Denebilir ki, Türkiye Komünist Partisi TKP 1973 Atılımını yaparken Federal Almanya’da komünizm sempatizanı çok sayıda kadro ve sınıf bilinçli aktif bir işçi kitlesi bulduysa, bunda komünist olsun veya olmasın, göçün ilk yıllarından bu uğurda emek vermiş olan bu insanların büyük katkıları vardır. Yılmaz Karahasan ilk yıllarda ATTF Genel Sekreterliği görevini üstlenmiş, Fuat Bultan TBÖK adına Leningrad’daki Dünya Barış Kongresi’nde Türkiye’yi temsil etmiştir. TKP’nin Federal Almanya’dan Türkiye’ye uzanan ilk köprü başlarını kurmasında ve partinin Almanya’da güçlü bir örgüt yaratmasında bu dostların da küçümsenmeyecek emekleri olmuştur. Parti göçmen işçiler arasında bu kişilerin oluşmasına katkıda bulunduğu ilerici, sol ve demokratik ortam içerisinde örgütlenmiş ve gelişmiştir.

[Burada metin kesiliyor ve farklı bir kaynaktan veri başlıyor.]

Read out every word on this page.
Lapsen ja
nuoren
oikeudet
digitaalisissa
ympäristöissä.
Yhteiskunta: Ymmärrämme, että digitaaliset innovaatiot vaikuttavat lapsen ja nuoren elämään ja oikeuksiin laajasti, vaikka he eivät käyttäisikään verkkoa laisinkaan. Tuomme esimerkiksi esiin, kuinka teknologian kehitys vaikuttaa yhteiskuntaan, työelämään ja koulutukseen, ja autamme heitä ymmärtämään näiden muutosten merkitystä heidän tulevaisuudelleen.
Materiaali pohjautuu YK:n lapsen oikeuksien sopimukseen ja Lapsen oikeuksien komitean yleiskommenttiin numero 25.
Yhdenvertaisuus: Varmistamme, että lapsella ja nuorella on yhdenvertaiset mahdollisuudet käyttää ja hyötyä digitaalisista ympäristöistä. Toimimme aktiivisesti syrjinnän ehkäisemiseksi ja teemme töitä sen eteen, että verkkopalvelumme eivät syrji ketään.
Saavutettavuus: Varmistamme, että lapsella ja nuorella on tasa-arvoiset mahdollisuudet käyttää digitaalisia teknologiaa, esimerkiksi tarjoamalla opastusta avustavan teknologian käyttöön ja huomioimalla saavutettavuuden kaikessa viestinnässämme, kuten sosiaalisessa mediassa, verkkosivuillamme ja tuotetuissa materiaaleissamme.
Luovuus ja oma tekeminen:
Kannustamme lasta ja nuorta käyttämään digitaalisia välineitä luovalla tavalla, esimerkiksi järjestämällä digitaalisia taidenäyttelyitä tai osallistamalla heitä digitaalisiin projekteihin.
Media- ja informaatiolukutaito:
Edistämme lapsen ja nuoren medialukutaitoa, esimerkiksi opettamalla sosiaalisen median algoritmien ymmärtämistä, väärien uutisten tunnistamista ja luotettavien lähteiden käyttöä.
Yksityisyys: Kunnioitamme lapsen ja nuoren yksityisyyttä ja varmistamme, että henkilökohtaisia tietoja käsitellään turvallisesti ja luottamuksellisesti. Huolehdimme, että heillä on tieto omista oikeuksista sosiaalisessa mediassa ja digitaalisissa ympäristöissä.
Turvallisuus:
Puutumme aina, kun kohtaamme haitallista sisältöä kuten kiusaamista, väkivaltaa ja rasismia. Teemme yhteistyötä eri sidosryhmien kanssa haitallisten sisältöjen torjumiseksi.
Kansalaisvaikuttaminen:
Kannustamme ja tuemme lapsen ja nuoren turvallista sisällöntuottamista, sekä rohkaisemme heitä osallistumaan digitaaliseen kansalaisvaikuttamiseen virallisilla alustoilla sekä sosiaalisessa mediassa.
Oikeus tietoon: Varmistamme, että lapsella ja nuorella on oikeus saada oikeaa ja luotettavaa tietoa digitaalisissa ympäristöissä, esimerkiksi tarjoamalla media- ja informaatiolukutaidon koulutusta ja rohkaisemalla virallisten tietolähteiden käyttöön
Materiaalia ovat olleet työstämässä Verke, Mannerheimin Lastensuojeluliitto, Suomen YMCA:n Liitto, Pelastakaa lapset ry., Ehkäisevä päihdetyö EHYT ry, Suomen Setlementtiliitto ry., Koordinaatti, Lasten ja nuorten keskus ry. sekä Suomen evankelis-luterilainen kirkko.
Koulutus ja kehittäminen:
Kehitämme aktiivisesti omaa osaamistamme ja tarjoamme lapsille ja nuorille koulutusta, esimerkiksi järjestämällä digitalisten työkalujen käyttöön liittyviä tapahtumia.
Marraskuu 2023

Yılmaz Karahasan’ı sonsuzluğa uğurlarken ve daha önce yitirdiğimiz Fuat Bultan’ı anarken savaş sonrası Almanya’da göçmen işçi tarihinin ilk dönemindeki bu çalışmaların da hatırlanmasının gerekli olduğunu düşündüm. Bu değerli katkı hem göçmen işçilerin hem de partimiz TKP’nin yakın tarihiyle sıkı sıkıya bağlıdır, unutulmaması gerekir.